Mom is Martha, nicknamed Patty by her husband, who is Tom. Patty and Tom were married almost exactly nine months ago today, suggesting that they hurdled chairs, sprinted through rooms, and leaped two steps at a time up the staircase to get to their wedding bed after saying their vows on New Year’s Day. Patty and Tom are in love, and daughter Patsy will be the better for it today, 250 years ago.
She’ll have only one grandfather to grow up with. It’s Patty’s father, and Tom’s father-in-law. He’s John, grandfather John. Grandpa has a bit of a problem in that he has a second, semi-secret family with his mistress, a woman named Hemings of mixed race, half-white and half-black. It’s the black heritage of Hemings that makes her legally enslaved to Grandpa John in the British colony of Virginia. Grandpa John and Hemings have five children in the semi-secret family as of now, and each is a half-sibling to Patty, Tom’s wife. Patty and Tom’s two-day old baby girl will grow up in a family web.
Tom is obsessed with building a new house for his new family. But not just any house. The vision in the mind of Tom Jefferson is of a magnificent work of art taking the form of a structure where his family will live. The walls and floors will be the canvas and Tom will be the master artist who brings it all to life on top of the mountain where Monticello will stand—preside—as a showcase in southern Virginia. The first dirt of the foundation is turned, and the first timbers and stone are being laid, all by enslaved workers, of course.
A very tall man rides his horse to a newly built church across the southern border of Virginia. The clapboard building stands in Currituck County, North Carolina, part of the colony’s outer banks. He is Reverend Joseph Pilmore and today he delivers the first Methodist sermon ever given in the colony of North Carolina. Born to parents not married, Pilmore is one of two Methodist preachers sent by Methodism’s founder John Wesley to North America. The congregation stares at Pilmore, his long hair laying over his collar. He announces the text for his sermon: “He shall baptize you with the Holy Ghost and with fire (Matthew 3:11).” His booming voice seems to shake the rafters and rattle the windows. The people listen eagerly to him. They rush the pulpit after the sermon, welcoming Pilmore to their community. The people in this church will one day soon see a specter if not a ghost and a burning if not a fire.

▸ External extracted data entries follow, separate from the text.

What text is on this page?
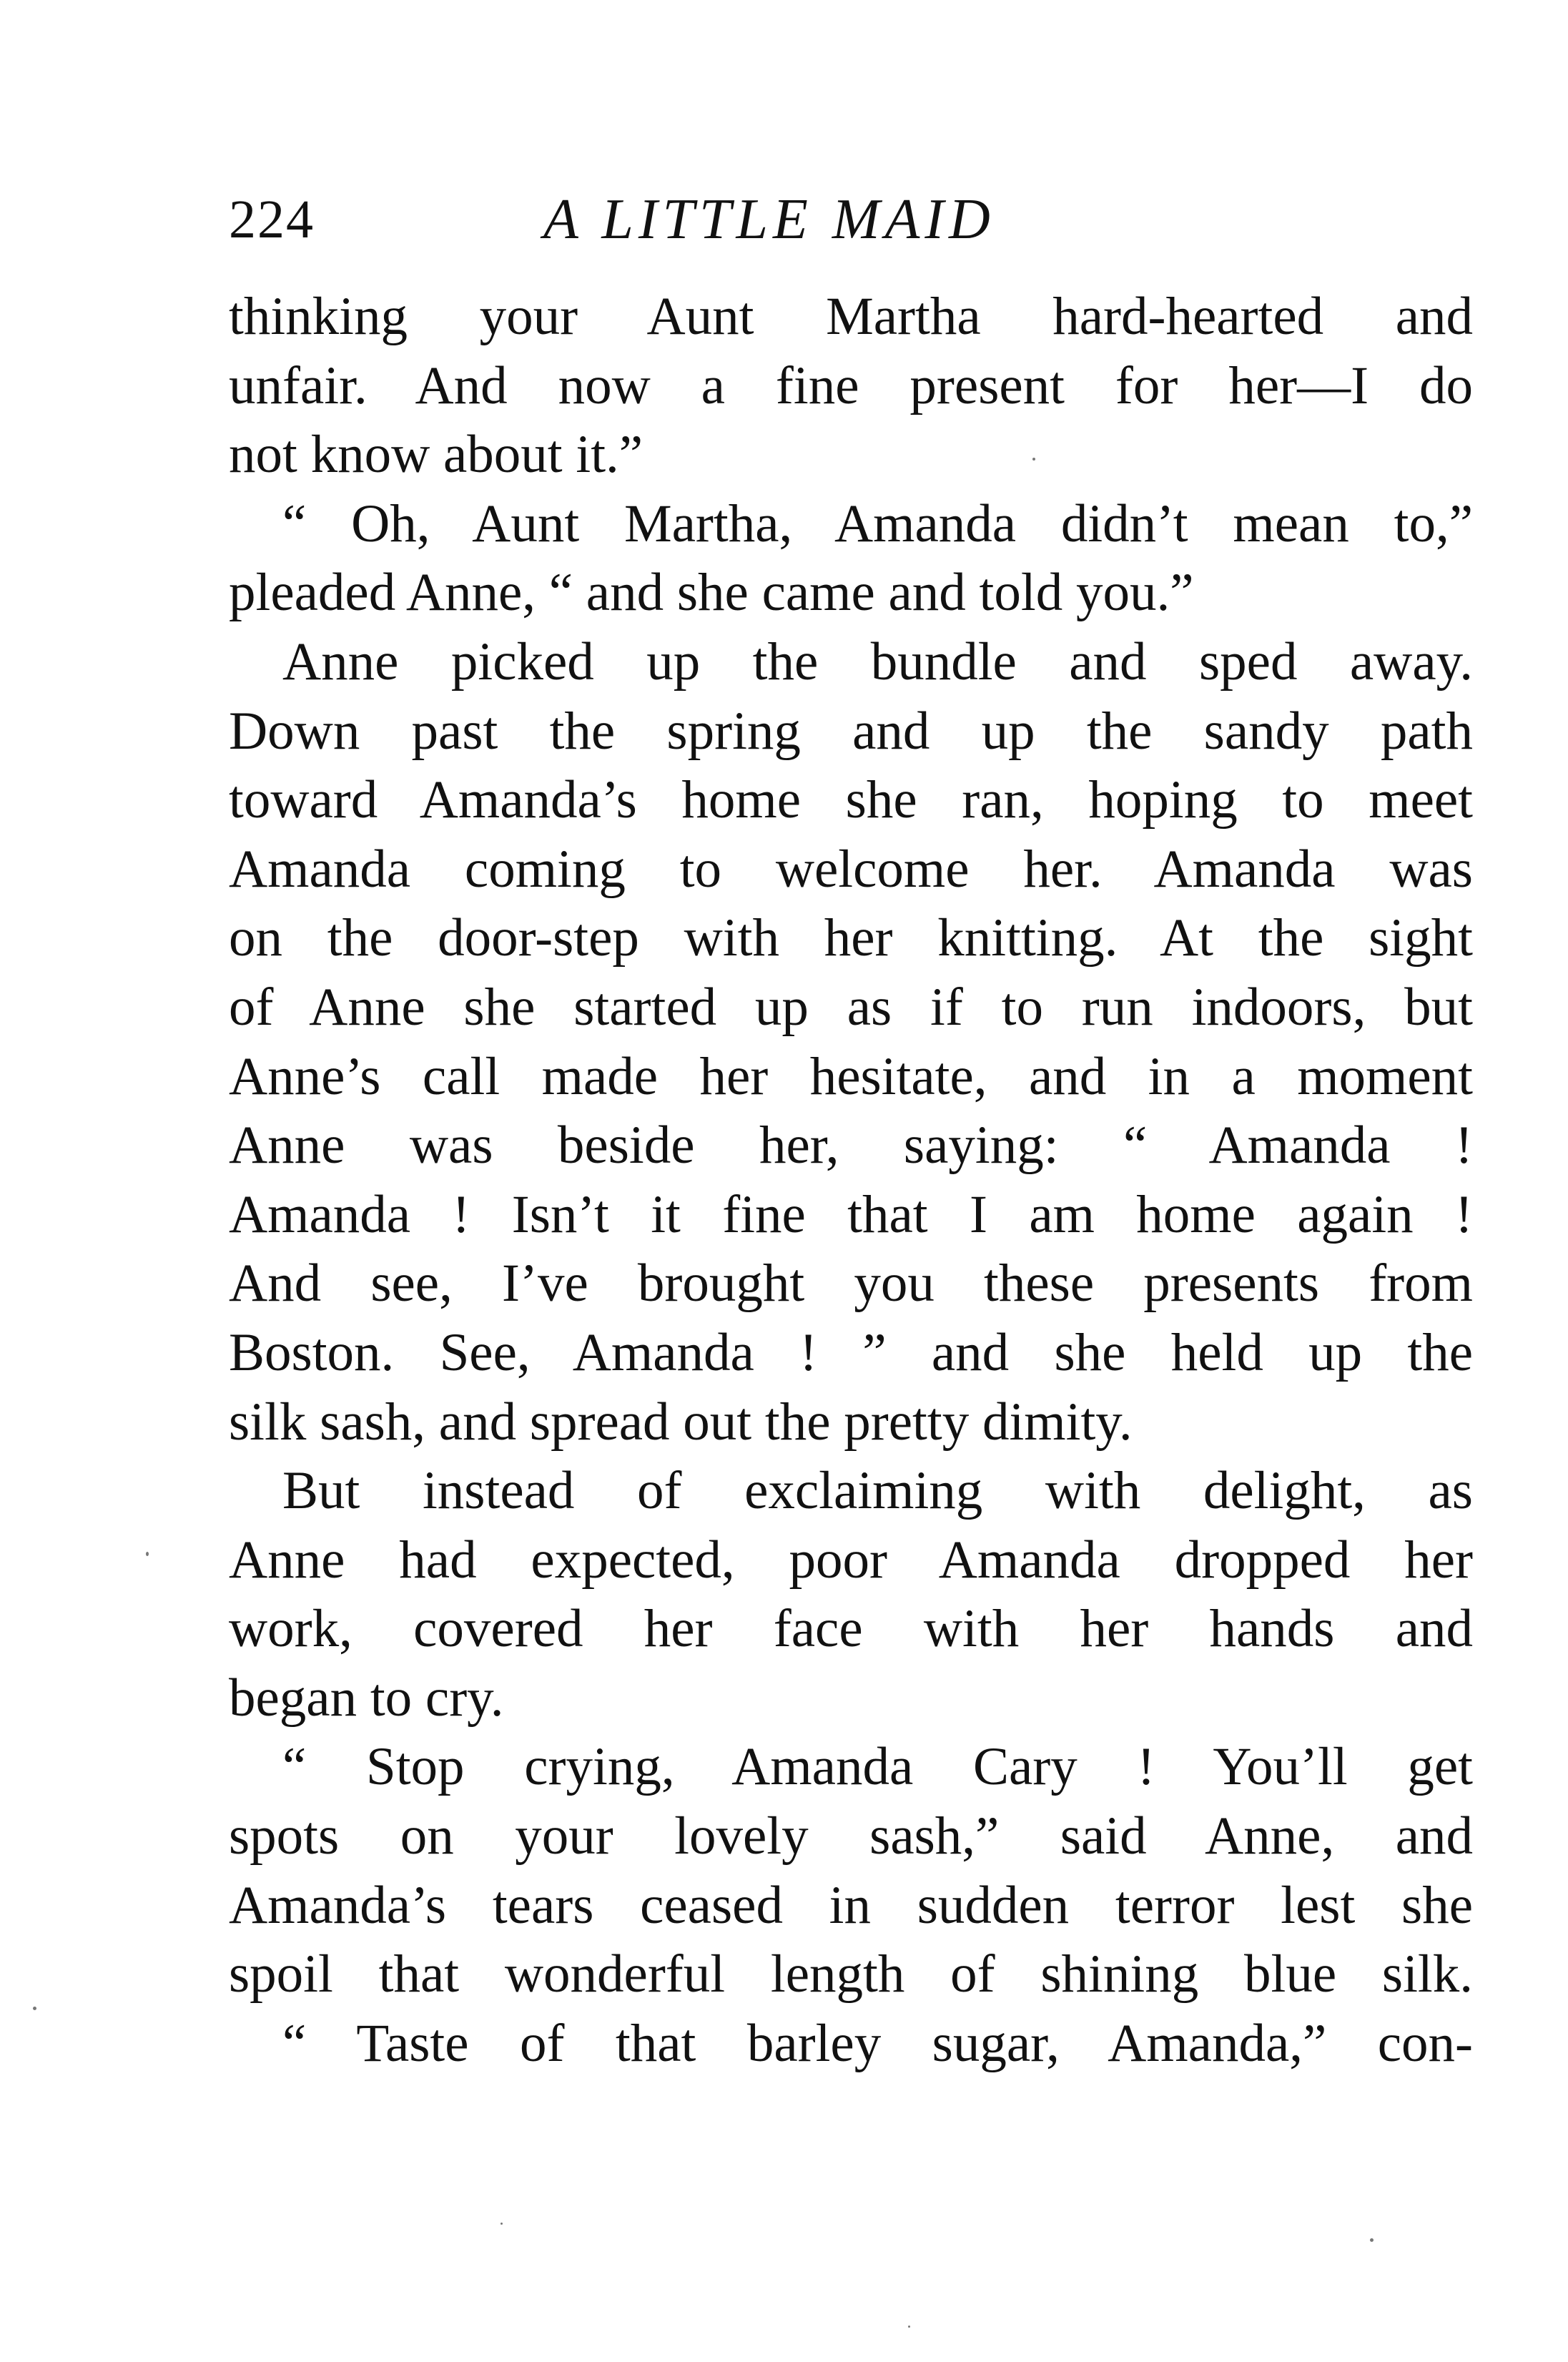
224	A LITTLE MAID
thinking your Aunt Martha hard-hearted and
unfair. And now a fine present for her—I do
not know about it.”
“ Oh, Aunt Martha, Amanda didn’t mean to,”
pleaded Anne, “ and she came and told you.”
Anne picked up the bundle and sped away.
Down past the spring and up the sandy path
toward Amanda’s home she ran, hoping to meet
Amanda coming to welcome her. Amanda was
on the door-step with her knitting. At the sight
of Anne she started up as if to run indoors, but
Anne’s call made her hesitate, and in a moment
Anne was beside her, saying: “ Amanda !
Amanda ! Isn’t it fine that I am home again !
And see, I’ve brought you these presents from
Boston. See, Amanda ! ” and she held up the
silk sash, and spread out the pretty dimity.
But instead of exclaiming with delight, as
Anne had expected, poor Amanda dropped her
work, covered her face with her hands and
began to cry.
“ Stop crying, Amanda Cary ! You’ll get
spots on your lovely sash,” said Anne, and
Amanda’s tears ceased in sudden terror lest she
spoil that wonderful length of shining blue silk.
“ Taste of that barley sugar, Amanda,” con-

A boundary line. First Methodist preacher, Pilmore on the southern side. First Monticello baby, Patsy on the northern side. Today, 250 years ago, a church family welcomes one and a Jefferson family welcomes the other.
Also
Today, 250 years ago, members of the national political class in England grapple with what to do about the East India Company. Given authority years ago to extend British rule and British economy into India, the EIC is nearly bankrupt. But it’s too big to fail, as they might say one day in the future. Too many ties bind Parliament and the political class to the EIC, and the EIC is dependent on those ties for survival. Members of Parliament, advisors to George III, and various officials have negotiated for weeks behind closed doors. Special pricing, buy-backs, stock options, monopolized markets, appointed jobs with salaries, side-deals on items other than tea (EIC’s core product), and countless other bargaining chips are moving off and on tables.
The only thing worth predicting is that the result will be a smelly heap of mutual interest. Real solutions and positive change will be flecks in the steaming pile. The clearest thing will be the stink. Enjoy.
A group of frustrated men and women grumble in various towns and villages of every British colony along the North American Atlantic Coast. A few are louder than the others, more resentful and fearful. Among that smaller crowd are a handful of people scratching their ideas across loose sheets of parchment paper. One, Samuel Adams, writes long into the nights, building his argument much like the mountain-top house in southern Virginia, which still mostly exists in the mind of Thomas Jefferson. Adams and Jefferson are alike in that they draw images from a classical and ancient world to transplant to their New World. But one looks out his window and sees steeples and ship masts, while the other looks out his window and sees forests, gardens, and hills. Can such a sight intersect?
For You Now
The world as it is and the time when something or someone new and first arrives.
That’s exactly Patty Jefferson and Joseph Pilmore today 250 years ago.
JP starts on a mission created by a founder. PJ begins a life with things rooted all around her.
New and first or first and new, the order matters so.
Suggestion
Rhyme over repeat and poem over mirror. Is a manner of the former clearer now in your American autumn?